STIFTUNG FÜR DAS TIER IM RECHT

Mangelhafter Bundesratsentscheid zum Tier im Recht

    Bern (ots) - Die Stiftung für das Tier im Recht hält die bundesrätliche Tierschutzpolitik für ungenügend. Heute hat der Bundesrat einer hängigen Tierschutz-Volksinitiative eine Absage ertteilt. Damit und mit seinem Gesetzesentwurf für ein neues Tierschutzgesetz vom 9. Dezember 2002 setzt der Bundesrat ein Signal, durch das sich das Mensch-Tier-Verhältnis in der Schweiz nicht wesentlich verbessert.

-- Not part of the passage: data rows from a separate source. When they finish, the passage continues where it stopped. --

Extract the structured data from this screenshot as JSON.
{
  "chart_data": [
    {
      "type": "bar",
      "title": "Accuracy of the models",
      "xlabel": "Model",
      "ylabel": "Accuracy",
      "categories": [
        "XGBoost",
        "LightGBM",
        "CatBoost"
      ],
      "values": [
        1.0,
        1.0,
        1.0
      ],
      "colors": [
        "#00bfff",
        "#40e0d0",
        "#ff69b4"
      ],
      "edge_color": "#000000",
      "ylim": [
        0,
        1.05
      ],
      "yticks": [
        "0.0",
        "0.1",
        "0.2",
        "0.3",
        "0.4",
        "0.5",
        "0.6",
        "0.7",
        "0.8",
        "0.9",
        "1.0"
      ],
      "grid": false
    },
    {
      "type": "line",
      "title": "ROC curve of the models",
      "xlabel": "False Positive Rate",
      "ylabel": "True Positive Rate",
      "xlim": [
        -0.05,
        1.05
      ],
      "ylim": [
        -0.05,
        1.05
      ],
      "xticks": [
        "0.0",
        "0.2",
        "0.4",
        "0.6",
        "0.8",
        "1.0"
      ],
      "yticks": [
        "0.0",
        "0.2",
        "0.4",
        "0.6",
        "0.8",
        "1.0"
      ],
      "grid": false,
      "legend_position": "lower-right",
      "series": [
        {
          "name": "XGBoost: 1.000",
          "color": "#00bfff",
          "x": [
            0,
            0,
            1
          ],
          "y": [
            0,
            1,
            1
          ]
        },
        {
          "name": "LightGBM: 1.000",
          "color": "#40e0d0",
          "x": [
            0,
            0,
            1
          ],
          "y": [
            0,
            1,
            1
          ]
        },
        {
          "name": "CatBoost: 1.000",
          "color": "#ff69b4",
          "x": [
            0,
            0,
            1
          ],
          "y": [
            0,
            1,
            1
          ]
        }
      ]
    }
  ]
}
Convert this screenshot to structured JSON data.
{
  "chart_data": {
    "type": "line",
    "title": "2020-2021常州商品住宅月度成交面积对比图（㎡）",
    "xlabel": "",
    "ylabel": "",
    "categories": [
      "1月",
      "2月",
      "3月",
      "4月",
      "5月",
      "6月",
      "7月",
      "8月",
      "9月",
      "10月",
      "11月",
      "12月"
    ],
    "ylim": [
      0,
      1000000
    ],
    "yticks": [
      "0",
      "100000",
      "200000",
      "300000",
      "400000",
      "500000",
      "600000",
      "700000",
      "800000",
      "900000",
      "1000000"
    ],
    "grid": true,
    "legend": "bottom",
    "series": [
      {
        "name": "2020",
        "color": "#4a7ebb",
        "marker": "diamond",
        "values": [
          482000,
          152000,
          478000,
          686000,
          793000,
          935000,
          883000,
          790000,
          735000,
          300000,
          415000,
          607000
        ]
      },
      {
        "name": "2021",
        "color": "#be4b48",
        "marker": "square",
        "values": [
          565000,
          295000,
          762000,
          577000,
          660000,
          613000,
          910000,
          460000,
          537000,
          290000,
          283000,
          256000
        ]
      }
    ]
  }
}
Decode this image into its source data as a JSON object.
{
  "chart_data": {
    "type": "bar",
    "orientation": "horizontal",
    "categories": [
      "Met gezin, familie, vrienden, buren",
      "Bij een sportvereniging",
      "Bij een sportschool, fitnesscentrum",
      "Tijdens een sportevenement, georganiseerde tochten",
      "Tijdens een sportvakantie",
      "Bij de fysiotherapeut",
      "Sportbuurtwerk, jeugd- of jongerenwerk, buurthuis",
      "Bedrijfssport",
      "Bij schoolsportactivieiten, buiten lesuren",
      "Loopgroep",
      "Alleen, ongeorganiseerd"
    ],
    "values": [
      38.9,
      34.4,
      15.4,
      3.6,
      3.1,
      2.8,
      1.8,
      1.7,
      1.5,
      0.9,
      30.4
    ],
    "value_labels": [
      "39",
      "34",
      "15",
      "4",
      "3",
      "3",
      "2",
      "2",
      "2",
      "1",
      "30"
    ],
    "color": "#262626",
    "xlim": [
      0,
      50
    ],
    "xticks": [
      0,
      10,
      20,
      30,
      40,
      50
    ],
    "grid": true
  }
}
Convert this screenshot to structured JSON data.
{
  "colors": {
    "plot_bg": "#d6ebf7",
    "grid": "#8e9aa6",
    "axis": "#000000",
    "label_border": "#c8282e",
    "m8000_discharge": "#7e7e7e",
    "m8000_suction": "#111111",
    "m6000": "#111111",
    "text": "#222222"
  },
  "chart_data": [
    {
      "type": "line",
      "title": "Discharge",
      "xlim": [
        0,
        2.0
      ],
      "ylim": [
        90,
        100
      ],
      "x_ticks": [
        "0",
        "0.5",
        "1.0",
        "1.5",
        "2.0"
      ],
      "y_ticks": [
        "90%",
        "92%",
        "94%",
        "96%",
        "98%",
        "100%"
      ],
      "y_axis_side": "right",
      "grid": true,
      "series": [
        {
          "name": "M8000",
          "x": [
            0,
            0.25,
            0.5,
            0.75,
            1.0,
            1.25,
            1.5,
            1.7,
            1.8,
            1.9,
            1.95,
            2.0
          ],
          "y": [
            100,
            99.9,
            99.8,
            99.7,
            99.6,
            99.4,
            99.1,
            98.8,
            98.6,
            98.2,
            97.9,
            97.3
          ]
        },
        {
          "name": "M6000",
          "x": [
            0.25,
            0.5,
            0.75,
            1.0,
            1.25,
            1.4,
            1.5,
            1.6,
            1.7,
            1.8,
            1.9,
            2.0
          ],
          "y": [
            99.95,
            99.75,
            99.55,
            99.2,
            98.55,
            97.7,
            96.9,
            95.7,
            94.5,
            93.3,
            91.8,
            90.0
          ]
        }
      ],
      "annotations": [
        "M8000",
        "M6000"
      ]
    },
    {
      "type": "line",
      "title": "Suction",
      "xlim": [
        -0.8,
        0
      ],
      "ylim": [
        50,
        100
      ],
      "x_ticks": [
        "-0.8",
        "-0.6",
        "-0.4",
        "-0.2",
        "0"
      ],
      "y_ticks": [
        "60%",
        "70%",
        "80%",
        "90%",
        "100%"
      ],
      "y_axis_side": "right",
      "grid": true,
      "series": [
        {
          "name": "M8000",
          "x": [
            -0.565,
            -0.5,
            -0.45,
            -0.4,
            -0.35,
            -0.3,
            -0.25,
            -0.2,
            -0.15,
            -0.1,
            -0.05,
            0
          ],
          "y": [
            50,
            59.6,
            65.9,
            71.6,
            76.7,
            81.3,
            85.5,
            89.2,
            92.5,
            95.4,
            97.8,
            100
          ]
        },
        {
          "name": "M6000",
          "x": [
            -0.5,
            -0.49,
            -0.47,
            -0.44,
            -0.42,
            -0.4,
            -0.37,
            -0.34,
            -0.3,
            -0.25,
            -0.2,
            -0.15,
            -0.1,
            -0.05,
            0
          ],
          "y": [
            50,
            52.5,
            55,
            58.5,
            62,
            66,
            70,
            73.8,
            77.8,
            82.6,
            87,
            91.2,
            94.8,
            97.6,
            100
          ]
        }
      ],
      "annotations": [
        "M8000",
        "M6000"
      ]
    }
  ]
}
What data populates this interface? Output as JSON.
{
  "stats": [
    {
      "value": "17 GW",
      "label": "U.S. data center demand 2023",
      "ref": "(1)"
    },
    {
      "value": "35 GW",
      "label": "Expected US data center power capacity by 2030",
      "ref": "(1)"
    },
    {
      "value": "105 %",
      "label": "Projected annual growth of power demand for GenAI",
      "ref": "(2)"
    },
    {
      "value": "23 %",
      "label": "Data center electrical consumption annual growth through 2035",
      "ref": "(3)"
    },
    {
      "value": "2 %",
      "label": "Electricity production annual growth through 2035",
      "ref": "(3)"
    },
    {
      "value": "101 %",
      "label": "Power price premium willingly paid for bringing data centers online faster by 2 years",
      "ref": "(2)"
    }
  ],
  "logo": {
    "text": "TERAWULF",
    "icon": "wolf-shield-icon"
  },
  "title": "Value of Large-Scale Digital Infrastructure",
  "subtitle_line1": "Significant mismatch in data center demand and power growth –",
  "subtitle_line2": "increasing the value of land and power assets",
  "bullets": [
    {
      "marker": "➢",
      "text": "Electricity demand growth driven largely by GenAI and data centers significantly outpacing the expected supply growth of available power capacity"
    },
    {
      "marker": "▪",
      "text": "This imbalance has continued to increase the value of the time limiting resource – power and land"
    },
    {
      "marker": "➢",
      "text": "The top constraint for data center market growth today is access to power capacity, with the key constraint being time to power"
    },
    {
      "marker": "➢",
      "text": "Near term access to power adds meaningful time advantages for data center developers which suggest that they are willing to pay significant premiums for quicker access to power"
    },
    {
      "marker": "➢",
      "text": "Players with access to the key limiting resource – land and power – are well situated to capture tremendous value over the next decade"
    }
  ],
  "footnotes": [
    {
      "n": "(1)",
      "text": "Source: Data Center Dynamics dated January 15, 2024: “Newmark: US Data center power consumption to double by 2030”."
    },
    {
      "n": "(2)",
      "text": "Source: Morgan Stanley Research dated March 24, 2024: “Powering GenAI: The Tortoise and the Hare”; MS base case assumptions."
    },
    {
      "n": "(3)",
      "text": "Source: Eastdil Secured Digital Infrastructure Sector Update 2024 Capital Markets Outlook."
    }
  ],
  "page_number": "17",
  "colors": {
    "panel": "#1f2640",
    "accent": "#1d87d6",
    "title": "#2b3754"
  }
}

    Gegenvorschlag  der Stiftung für das Tier im Recht

    Die Stiftung für das Tier im Recht stellt dieser unerfreulichen Entwicklung einen Vorschlag für ein tiergerechteres, innovatives und realisierbares eidg. Tierschutzgesetz entgegen. Der mit zahlreichen Tier-Organisationen gemeinsam ausgearbeitete Gesetzesentwurf verlangt unter anderem: den Schutz des Lebens eines Tieres, die gezielte und angepasste Ausdehnung des Gesetzes auch auf wirbellose Tiere, die Pflicht zur tiergerechten Unterbringung, Verbesserungen im Zuchtbereich, Aktualisierungen im Tierversuchswesen, die Strafbarkeit der Sodomie, die Verlängerung von Verjährungsfristen und die Einführung einer Tieranwaltschaft (wie sie bereits im Kanton Zürich praktiziert wird).

      Die Mängel der bundesrätlichen Vorlage

    Obwohl der Bundesrat in der Ablehnung der Initiative behauptet, dass in seiner eigenen Gesetzesvorlage (2002) "ein modernes Tierschutzgesetz garantiert" sei, lassen sich in einigen Punkten klare Rückschritte nachweisen. So durften bisher Laien Tiere nicht betäuben, zudem soll die Bewilligungspflicht gewerbsmässiger Wildtierhaltungen punktuell aufgehoben werden. Auch würden die Strafen von Übertretungen dadurch gemildert, weil sie nicht mehr im Tierschutzgesetz sondern in der Verordnung geregelt wären.

    Demgegenüber verweigert sich der Bundesrat manchen Neuerungen des internationalen Tierschutzrechts, insbesondere des deutschen Tierschutzgesetzes. Dieses wurde im Jahre 1998 revidiert (novelliert) und verlangt u. a. einen Sachkundenachweis von Personen, die Tiere halten. Auch gelten schwerstbelastende Tierversuche als untersagt. Schliesslich ignoriert der Bundesrat, dass im Ausland (Fürstentum Liechtenstein, Österreich) bereits angestrebt wird, eine Tieranwaltschaft einzuführen nach dem Modell eines Schweizer Kantons.

      Empfehlung der Stiftung für das Tier im Recht

    Zweck des Gesetzesentwurfes ist, die Beziehung zwischen Tieren und Menschen, wie sie rechtlich geregelt ist, zu verbessern. Deshalb zählt die Stiftung für das Tier im Recht nun auf die zuständige Kommission des Ständerates, dass sie sich für eine tiergerechtere, innovative und realisierbare Gesetzesrevision einsetzt, wie sie die Stiftung für das Tier im Recht ausgearbeitet hat. Dieser Gesetzesvorschlag ist abrufbar unter: www.tierimrecht.org>News/Aktuelles.